What Really Killed the Auto Bailout


Until Governor Blagojevich, Bernard Madoff, and Israel-Palestine more or less blew the story off the front page, there were some interesting postmortems being conducted on how and why the rescue plan of the Big Three automakers was torpedoed by the U.S. Congress.

While the enterprise has officially been relegated to “old news,” C-SPAN’s coverage of the Senate Banking, Housing and Urban Affairs Committee hearings on the bailout reminded me of an apocryphal story, which, in turn, helped bring the whole, sorry spectacle into focus.

According to the story, there was a European king centuries ago who regularly toured the towns and villages of his kingdom.  In honor of these visits it was customary for the town to ring its church bell upon his arrival.  During one such tour, the King and his party approached the outskirts of a town and were surprised that the church bell wasn’t rung.  They continued toward the center of town until they reached town square itself, and, still, no bell.

The King summoned the mayor.  “Why wasn’t the church bell rung in my honor?” he demanded.  “Your Majesty,” the mayor answered, “there are three reasons we didn’t ring the church bell.  First, our church has no bell; second . . .”  The King stopped him.  “Having heard your first reason, I have no desire to hear the other two.”

This bell story came to mind as the Republican senators—many of them Southerners (including the influential Bob Corker of Tennessee, and the committee’s ranking member, Richard Shelby of Alabama)—attempted to explain their reasons for opposing the loan package.

It occurred to me that Senators Shelby, Corker, et al, could have saved everyone in the room considerable time, energy, and aggravation if they had just been honest and stated their single, non-negotiable objection to the bailout in plain English, rather than pretending they were actually “wrestling” with the issue.

Had Shelby simply said, “The reason we oppose the bailout is because we want Detroit to fail,” it would have immediately cleared the air (if not the room).  No one—not the exhausted Democrats, the disgraced car executives, or the bewildered UAW rep—would have been required to listen to “other” reasons.  They may not have liked what Shelby said, but at least they would have known from the get-go that their situation was hopeless.

It’s a fact.  Southern Republicans do want to see Detroit fail.  They want to see Detroit fail not only for obvious economic reasons (i.e., to benefit their own rapidly growing auto manufacturing sector), but for the same reason they want to see San Francisco, New York, Hollywood, sushi bars, nipple rings, and hip-hop fail:  because they don’t approve of what those cities and those cultural phenomena represent.

Detroit is a union town, and Southern Republicans don’t like unions.  They don’t like unions, they don’t like gays, they don’t like environmentalists, they don’t like gun laws, and they don’t like minorities.

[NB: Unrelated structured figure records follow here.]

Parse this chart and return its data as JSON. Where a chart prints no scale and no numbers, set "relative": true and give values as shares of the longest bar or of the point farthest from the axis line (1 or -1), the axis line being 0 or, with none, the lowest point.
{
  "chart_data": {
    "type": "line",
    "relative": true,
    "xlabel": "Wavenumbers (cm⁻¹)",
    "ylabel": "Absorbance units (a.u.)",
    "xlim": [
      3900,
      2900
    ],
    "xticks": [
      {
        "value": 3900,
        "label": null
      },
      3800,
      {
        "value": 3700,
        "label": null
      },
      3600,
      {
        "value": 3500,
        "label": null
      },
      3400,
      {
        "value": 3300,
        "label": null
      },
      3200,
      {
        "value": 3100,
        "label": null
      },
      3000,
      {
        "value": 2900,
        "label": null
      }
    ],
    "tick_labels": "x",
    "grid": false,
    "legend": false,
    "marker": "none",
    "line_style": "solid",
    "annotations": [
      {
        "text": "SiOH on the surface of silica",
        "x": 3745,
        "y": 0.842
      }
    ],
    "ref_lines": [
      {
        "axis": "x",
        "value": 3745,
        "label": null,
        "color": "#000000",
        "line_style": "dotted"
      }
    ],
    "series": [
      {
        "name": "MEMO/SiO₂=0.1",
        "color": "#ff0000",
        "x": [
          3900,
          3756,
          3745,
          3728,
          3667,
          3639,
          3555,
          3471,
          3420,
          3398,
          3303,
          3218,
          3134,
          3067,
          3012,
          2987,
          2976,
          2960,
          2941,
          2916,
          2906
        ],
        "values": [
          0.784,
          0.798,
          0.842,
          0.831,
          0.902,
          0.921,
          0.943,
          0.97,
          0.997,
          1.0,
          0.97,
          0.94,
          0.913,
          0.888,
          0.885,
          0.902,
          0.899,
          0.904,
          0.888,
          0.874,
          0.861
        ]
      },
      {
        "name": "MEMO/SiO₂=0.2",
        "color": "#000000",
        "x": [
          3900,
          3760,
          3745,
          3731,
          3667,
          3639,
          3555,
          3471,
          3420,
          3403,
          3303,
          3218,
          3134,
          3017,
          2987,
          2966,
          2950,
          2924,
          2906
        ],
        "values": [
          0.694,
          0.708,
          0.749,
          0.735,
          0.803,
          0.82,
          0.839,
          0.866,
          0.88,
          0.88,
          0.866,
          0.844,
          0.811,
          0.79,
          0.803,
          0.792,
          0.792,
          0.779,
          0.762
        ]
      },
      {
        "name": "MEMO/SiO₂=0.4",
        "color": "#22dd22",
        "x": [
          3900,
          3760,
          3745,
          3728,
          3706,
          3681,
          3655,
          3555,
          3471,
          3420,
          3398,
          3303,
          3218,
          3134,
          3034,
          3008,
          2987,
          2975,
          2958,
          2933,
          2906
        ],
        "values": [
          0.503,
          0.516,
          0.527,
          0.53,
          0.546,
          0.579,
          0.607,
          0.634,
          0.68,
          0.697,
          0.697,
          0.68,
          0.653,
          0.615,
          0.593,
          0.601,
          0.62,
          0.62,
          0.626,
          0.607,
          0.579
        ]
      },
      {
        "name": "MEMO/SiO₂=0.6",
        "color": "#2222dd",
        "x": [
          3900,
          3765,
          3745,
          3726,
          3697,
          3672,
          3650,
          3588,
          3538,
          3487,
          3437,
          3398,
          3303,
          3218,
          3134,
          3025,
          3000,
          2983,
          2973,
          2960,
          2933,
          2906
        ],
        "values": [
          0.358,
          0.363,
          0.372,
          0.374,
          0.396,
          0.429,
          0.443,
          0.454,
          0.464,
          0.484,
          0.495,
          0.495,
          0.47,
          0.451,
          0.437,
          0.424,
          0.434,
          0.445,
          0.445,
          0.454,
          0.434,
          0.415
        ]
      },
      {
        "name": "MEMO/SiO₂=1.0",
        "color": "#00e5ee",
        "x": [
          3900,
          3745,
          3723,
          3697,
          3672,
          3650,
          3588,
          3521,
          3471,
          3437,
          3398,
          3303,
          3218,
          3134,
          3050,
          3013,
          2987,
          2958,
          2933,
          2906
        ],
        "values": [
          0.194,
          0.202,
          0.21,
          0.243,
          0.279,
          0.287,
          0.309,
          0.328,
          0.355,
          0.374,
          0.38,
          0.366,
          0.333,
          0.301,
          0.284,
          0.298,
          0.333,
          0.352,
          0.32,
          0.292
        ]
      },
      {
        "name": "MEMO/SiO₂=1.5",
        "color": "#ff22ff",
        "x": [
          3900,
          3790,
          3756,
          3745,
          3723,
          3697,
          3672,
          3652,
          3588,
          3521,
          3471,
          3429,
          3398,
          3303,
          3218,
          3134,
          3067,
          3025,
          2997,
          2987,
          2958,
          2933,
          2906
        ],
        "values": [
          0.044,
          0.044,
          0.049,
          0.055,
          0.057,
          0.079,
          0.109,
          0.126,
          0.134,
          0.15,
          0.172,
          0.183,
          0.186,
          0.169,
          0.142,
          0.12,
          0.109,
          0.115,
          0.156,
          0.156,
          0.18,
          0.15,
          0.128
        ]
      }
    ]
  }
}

Anyone who listened to their sanctimonious, self-congratulatory speeches could tell that the prospect of spending taxpayer money wasn’t what bothered these guys.  Protecting the taxpayer was a ploy, a noble-sounding gimmick.  After all, these are the same politicians who furiously lobby the federal government for defense contracts and agriculture, tobacco and textile subsidies.

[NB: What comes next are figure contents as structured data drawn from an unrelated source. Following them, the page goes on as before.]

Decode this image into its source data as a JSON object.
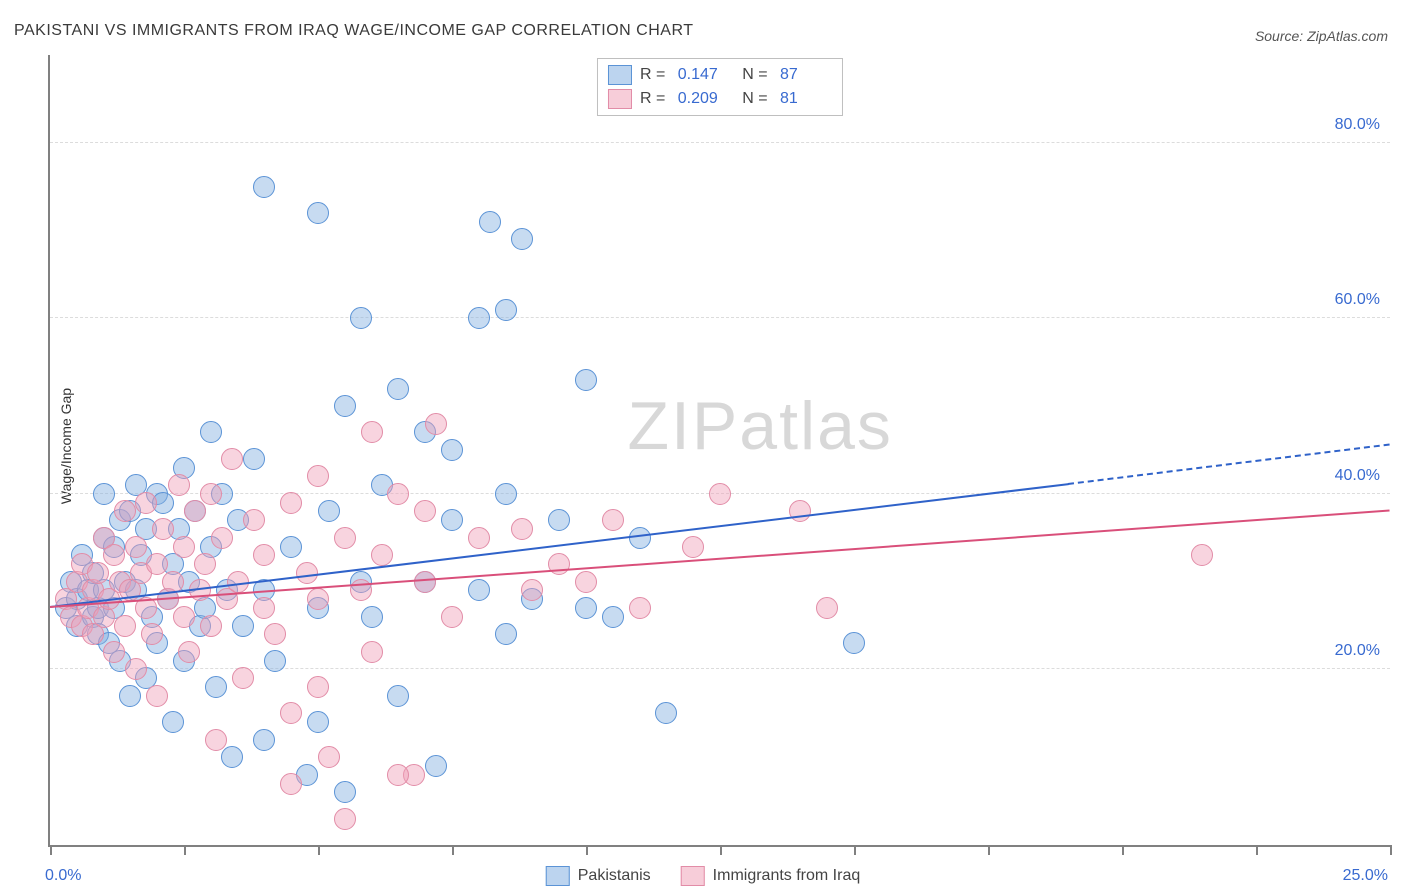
{
  "title": "PAKISTANI VS IMMIGRANTS FROM IRAQ WAGE/INCOME GAP CORRELATION CHART",
  "source": "Source: ZipAtlas.com",
  "ylabel": "Wage/Income Gap",
  "watermark_a": "ZIP",
  "watermark_b": "atlas",
  "chart": {
    "type": "scatter",
    "background_color": "#ffffff",
    "grid_color": "#dcdcdc",
    "axis_color": "#808080",
    "tick_label_color": "#386ad0",
    "xlim": [
      0,
      25
    ],
    "ylim": [
      0,
      90
    ],
    "ytick_values": [
      20,
      40,
      60,
      80
    ],
    "ytick_labels": [
      "20.0%",
      "40.0%",
      "60.0%",
      "80.0%"
    ],
    "xtick_values": [
      0,
      2.5,
      5,
      7.5,
      10,
      12.5,
      15,
      17.5,
      20,
      22.5,
      25
    ],
    "xaxis_left_label": "0.0%",
    "xaxis_right_label": "25.0%",
    "marker_radius": 10,
    "marker_stroke_width": 1.5,
    "series": [
      {
        "name": "Pakistanis",
        "fill_color": "rgba(130, 175, 225, 0.45)",
        "stroke_color": "#5b93d6",
        "swatch_fill": "#bcd4ef",
        "swatch_stroke": "#5b93d6",
        "R": "0.147",
        "N": "87",
        "trend": {
          "x1": 0,
          "y1": 27,
          "x2_solid": 19,
          "y2_solid": 41,
          "x2_dash": 25,
          "y2_dash": 45.5,
          "color": "#2f62c9",
          "width": 2.5
        },
        "points": [
          [
            0.3,
            27
          ],
          [
            0.4,
            30
          ],
          [
            0.5,
            25
          ],
          [
            0.5,
            28
          ],
          [
            0.6,
            33
          ],
          [
            0.7,
            29
          ],
          [
            0.8,
            26
          ],
          [
            0.8,
            31
          ],
          [
            0.9,
            24
          ],
          [
            0.9,
            27
          ],
          [
            1.0,
            35
          ],
          [
            1.0,
            29
          ],
          [
            1.0,
            40
          ],
          [
            1.1,
            23
          ],
          [
            1.2,
            34
          ],
          [
            1.2,
            27
          ],
          [
            1.3,
            37
          ],
          [
            1.3,
            21
          ],
          [
            1.4,
            30
          ],
          [
            1.5,
            38
          ],
          [
            1.5,
            17
          ],
          [
            1.6,
            29
          ],
          [
            1.6,
            41
          ],
          [
            1.7,
            33
          ],
          [
            1.8,
            36
          ],
          [
            1.8,
            19
          ],
          [
            1.9,
            26
          ],
          [
            2.0,
            40
          ],
          [
            2.0,
            23
          ],
          [
            2.1,
            39
          ],
          [
            2.2,
            28
          ],
          [
            2.3,
            32
          ],
          [
            2.3,
            14
          ],
          [
            2.4,
            36
          ],
          [
            2.5,
            43
          ],
          [
            2.5,
            21
          ],
          [
            2.6,
            30
          ],
          [
            2.7,
            38
          ],
          [
            2.8,
            25
          ],
          [
            2.9,
            27
          ],
          [
            3.0,
            34
          ],
          [
            3.0,
            47
          ],
          [
            3.1,
            18
          ],
          [
            3.2,
            40
          ],
          [
            3.3,
            29
          ],
          [
            3.4,
            10
          ],
          [
            3.5,
            37
          ],
          [
            3.6,
            25
          ],
          [
            3.8,
            44
          ],
          [
            4.0,
            29
          ],
          [
            4.0,
            12
          ],
          [
            4.0,
            75
          ],
          [
            4.2,
            21
          ],
          [
            4.5,
            34
          ],
          [
            4.8,
            8
          ],
          [
            5.0,
            27
          ],
          [
            5.0,
            72
          ],
          [
            5.0,
            14
          ],
          [
            5.2,
            38
          ],
          [
            5.5,
            50
          ],
          [
            5.5,
            6
          ],
          [
            5.8,
            30
          ],
          [
            5.8,
            60
          ],
          [
            6.0,
            26
          ],
          [
            6.2,
            41
          ],
          [
            6.5,
            17
          ],
          [
            6.5,
            52
          ],
          [
            7.0,
            30
          ],
          [
            7.2,
            9
          ],
          [
            7.5,
            37
          ],
          [
            7.5,
            45
          ],
          [
            8.0,
            60
          ],
          [
            8.0,
            29
          ],
          [
            8.2,
            71
          ],
          [
            8.5,
            24
          ],
          [
            8.5,
            40
          ],
          [
            8.8,
            69
          ],
          [
            9.0,
            28
          ],
          [
            9.5,
            37
          ],
          [
            10.0,
            53
          ],
          [
            10.0,
            27
          ],
          [
            10.5,
            26
          ],
          [
            11.0,
            35
          ],
          [
            11.5,
            15
          ],
          [
            15.0,
            23
          ],
          [
            7.0,
            47
          ],
          [
            8.5,
            61
          ]
        ]
      },
      {
        "name": "Immigrants from Iraq",
        "fill_color": "rgba(240, 160, 185, 0.45)",
        "stroke_color": "#e28ca7",
        "swatch_fill": "#f7cdd9",
        "swatch_stroke": "#e28ca7",
        "R": "0.209",
        "N": "81",
        "trend": {
          "x1": 0,
          "y1": 27,
          "x2_solid": 25,
          "y2_solid": 38,
          "color": "#d94f7a",
          "width": 2.5
        },
        "points": [
          [
            0.3,
            28
          ],
          [
            0.4,
            26
          ],
          [
            0.5,
            30
          ],
          [
            0.6,
            25
          ],
          [
            0.6,
            32
          ],
          [
            0.7,
            27
          ],
          [
            0.8,
            29
          ],
          [
            0.8,
            24
          ],
          [
            0.9,
            31
          ],
          [
            1.0,
            26
          ],
          [
            1.0,
            35
          ],
          [
            1.1,
            28
          ],
          [
            1.2,
            22
          ],
          [
            1.2,
            33
          ],
          [
            1.3,
            30
          ],
          [
            1.4,
            38
          ],
          [
            1.4,
            25
          ],
          [
            1.5,
            29
          ],
          [
            1.6,
            34
          ],
          [
            1.6,
            20
          ],
          [
            1.7,
            31
          ],
          [
            1.8,
            27
          ],
          [
            1.8,
            39
          ],
          [
            1.9,
            24
          ],
          [
            2.0,
            32
          ],
          [
            2.0,
            17
          ],
          [
            2.1,
            36
          ],
          [
            2.2,
            28
          ],
          [
            2.3,
            30
          ],
          [
            2.4,
            41
          ],
          [
            2.5,
            26
          ],
          [
            2.5,
            34
          ],
          [
            2.6,
            22
          ],
          [
            2.7,
            38
          ],
          [
            2.8,
            29
          ],
          [
            2.9,
            32
          ],
          [
            3.0,
            25
          ],
          [
            3.0,
            40
          ],
          [
            3.1,
            12
          ],
          [
            3.2,
            35
          ],
          [
            3.3,
            28
          ],
          [
            3.4,
            44
          ],
          [
            3.5,
            30
          ],
          [
            3.6,
            19
          ],
          [
            3.8,
            37
          ],
          [
            4.0,
            27
          ],
          [
            4.0,
            33
          ],
          [
            4.2,
            24
          ],
          [
            4.5,
            39
          ],
          [
            4.5,
            15
          ],
          [
            4.8,
            31
          ],
          [
            5.0,
            28
          ],
          [
            5.0,
            42
          ],
          [
            5.2,
            10
          ],
          [
            5.5,
            35
          ],
          [
            5.5,
            3
          ],
          [
            5.8,
            29
          ],
          [
            6.0,
            47
          ],
          [
            6.0,
            22
          ],
          [
            6.2,
            33
          ],
          [
            6.5,
            40
          ],
          [
            6.8,
            8
          ],
          [
            7.0,
            30
          ],
          [
            7.0,
            38
          ],
          [
            7.2,
            48
          ],
          [
            7.5,
            26
          ],
          [
            8.0,
            35
          ],
          [
            8.8,
            36
          ],
          [
            9.0,
            29
          ],
          [
            9.5,
            32
          ],
          [
            10.0,
            30
          ],
          [
            10.5,
            37
          ],
          [
            11.0,
            27
          ],
          [
            12.0,
            34
          ],
          [
            12.5,
            40
          ],
          [
            14.0,
            38
          ],
          [
            14.5,
            27
          ],
          [
            21.5,
            33
          ],
          [
            4.5,
            7
          ],
          [
            6.5,
            8
          ],
          [
            5.0,
            18
          ]
        ]
      }
    ],
    "legend_bottom": [
      {
        "label": "Pakistanis",
        "series_index": 0
      },
      {
        "label": "Immigrants from Iraq",
        "series_index": 1
      }
    ]
  }
}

Indeed, the ease with which Republicans awarded the financial institutions nearly one trillion dollars of taxpayer money—practically a blank check—and their well-documented love affair with all things military (no weapons system can, by definition, be too expensive), is proof of how willing they are to spend federal money, provided it’s spent on something they like..

No, for Southern Republicans this wasn’t an economic issue.  It was a cultural decision.  And in this regard, Senator Dodd (D-Conn), chairman of the committee, missed a wonderful, cross-cultural opportunity to get these Sons of the Confederacy to change their minds, and to do it on national television.

Dodd should have asked Shelby and company this question:  If the Big Three go out of business, what’s that going to do to NASCAR?